Boyer Nature Preserve
452 East Park StreetWesterville, Ohio 43081
614-901-6515 | www.westerville.org/parks
Urban Wildlife Refuge
Filled with plant life deemed unique and irreplaceable, Boyer Nature Preserve was saved for us to observe and enjoy.
Frogs, turtles and a family of muskrats were living among tall cattails and floating yellow pond lilies, while migrant and resident birds were seeking food and cover. For years, students used Boyer Park as an education laboratory for observing wildlife and learning about life-cycles in a wilderness area. Then, in the late-1970s, a new sewer line was to be channeled through the park that would result in draining the pond at the heart of the preserve. When teachers and students at nearby Whittier School found out, they mounted a campaign to “Save Boyer Park.” City officials agreed to use an alternative route for the sewer line, and with fundraising by the children and money from the city, .61 acres of adjacent land was purchased for the sewer line.
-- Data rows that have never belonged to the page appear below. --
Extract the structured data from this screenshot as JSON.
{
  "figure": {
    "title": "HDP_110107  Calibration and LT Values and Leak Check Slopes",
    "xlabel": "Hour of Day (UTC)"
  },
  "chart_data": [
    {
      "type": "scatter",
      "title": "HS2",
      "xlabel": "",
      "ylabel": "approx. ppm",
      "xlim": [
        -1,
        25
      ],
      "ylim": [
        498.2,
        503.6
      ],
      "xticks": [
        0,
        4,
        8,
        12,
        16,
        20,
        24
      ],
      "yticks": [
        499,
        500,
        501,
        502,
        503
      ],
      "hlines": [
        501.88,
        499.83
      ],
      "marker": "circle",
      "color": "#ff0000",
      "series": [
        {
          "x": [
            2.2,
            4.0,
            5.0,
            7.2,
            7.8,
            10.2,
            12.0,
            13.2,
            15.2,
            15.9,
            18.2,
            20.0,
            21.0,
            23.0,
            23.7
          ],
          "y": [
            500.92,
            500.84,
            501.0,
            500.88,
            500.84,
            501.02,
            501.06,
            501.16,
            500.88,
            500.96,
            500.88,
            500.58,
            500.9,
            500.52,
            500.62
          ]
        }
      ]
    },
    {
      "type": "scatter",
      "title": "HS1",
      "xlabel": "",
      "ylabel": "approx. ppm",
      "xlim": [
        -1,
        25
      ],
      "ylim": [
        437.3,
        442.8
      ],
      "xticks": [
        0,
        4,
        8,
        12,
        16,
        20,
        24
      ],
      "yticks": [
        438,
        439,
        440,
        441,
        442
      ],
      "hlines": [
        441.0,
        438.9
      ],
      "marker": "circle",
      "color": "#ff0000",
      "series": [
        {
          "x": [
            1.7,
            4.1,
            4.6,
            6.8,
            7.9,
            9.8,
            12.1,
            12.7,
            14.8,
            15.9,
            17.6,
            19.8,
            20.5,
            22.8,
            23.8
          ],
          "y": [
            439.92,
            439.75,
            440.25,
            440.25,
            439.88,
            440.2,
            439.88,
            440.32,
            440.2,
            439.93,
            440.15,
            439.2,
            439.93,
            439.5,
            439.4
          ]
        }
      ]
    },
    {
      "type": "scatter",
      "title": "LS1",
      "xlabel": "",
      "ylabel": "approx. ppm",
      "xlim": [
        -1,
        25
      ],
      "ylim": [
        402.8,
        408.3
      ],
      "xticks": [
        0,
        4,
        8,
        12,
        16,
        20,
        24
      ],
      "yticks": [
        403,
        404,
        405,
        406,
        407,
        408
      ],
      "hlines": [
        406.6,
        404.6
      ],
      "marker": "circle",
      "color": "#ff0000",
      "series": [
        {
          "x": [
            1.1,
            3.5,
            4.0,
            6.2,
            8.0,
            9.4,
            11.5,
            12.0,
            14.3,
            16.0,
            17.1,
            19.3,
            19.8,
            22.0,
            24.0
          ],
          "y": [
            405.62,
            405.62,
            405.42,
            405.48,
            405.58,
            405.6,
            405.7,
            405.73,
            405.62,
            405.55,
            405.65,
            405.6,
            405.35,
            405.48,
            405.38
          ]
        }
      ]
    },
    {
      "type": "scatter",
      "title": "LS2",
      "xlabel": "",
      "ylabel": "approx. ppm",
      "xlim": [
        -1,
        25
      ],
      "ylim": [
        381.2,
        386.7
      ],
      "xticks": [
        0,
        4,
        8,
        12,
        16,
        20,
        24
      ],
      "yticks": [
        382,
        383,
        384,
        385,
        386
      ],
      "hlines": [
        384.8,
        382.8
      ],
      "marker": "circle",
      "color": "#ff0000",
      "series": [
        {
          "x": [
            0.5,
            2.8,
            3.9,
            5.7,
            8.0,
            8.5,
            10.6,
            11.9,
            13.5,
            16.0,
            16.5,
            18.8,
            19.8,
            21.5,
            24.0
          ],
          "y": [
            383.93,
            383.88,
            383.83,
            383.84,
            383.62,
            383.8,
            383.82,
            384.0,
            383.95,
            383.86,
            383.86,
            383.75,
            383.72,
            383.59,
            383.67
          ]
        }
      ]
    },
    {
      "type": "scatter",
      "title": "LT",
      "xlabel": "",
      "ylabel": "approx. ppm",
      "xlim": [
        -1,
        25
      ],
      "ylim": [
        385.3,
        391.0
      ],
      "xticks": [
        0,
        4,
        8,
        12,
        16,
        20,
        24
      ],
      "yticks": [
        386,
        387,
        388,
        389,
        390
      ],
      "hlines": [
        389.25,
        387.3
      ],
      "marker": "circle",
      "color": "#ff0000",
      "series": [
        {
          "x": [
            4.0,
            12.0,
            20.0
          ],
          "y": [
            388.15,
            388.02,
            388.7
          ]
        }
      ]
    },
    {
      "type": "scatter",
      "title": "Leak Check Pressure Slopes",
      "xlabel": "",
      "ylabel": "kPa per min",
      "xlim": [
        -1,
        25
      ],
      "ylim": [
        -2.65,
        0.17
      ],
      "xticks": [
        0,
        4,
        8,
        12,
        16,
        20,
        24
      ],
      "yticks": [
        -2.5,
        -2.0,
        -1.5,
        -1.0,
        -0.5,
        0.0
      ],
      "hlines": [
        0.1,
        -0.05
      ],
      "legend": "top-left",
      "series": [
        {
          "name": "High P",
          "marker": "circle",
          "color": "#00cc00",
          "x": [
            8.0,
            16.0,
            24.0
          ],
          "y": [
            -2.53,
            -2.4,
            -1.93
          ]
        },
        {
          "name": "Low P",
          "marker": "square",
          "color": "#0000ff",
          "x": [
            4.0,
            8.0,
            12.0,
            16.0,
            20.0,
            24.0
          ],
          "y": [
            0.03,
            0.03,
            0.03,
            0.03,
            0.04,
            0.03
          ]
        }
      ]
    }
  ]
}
Filled with plant life deemed by park naturalists to be unique and, therefore, irreplaceable, Boyer Nature Preserve was saved for us to observe and enjoy. The story of how the children saved the park was published by Scott Foresman in the 1979 Social Studies 3 book and in Ranger Rick’s Nature Magazine.
This is such a unique space in Westerville, both for its natural history, its contemporary ecosystem, and for the way the suburban world is always present. That Boyer Nature Preserve even exists is a sign of the power of the environmental movement in the aftermath of Earth Day. In that moment when Americans were losing touch with so much of the natural world as suburbs swallowed agricultural areas around big cities, one finds a concerted effort to continue to honor the distinctiveness of the land in an era of the bulldozer and the tract house. However, to be at Boyer Nature Preserve is to be always aware that you are in someone's manicured backyard, which present a startling contrast to the natural disorder of the marsh.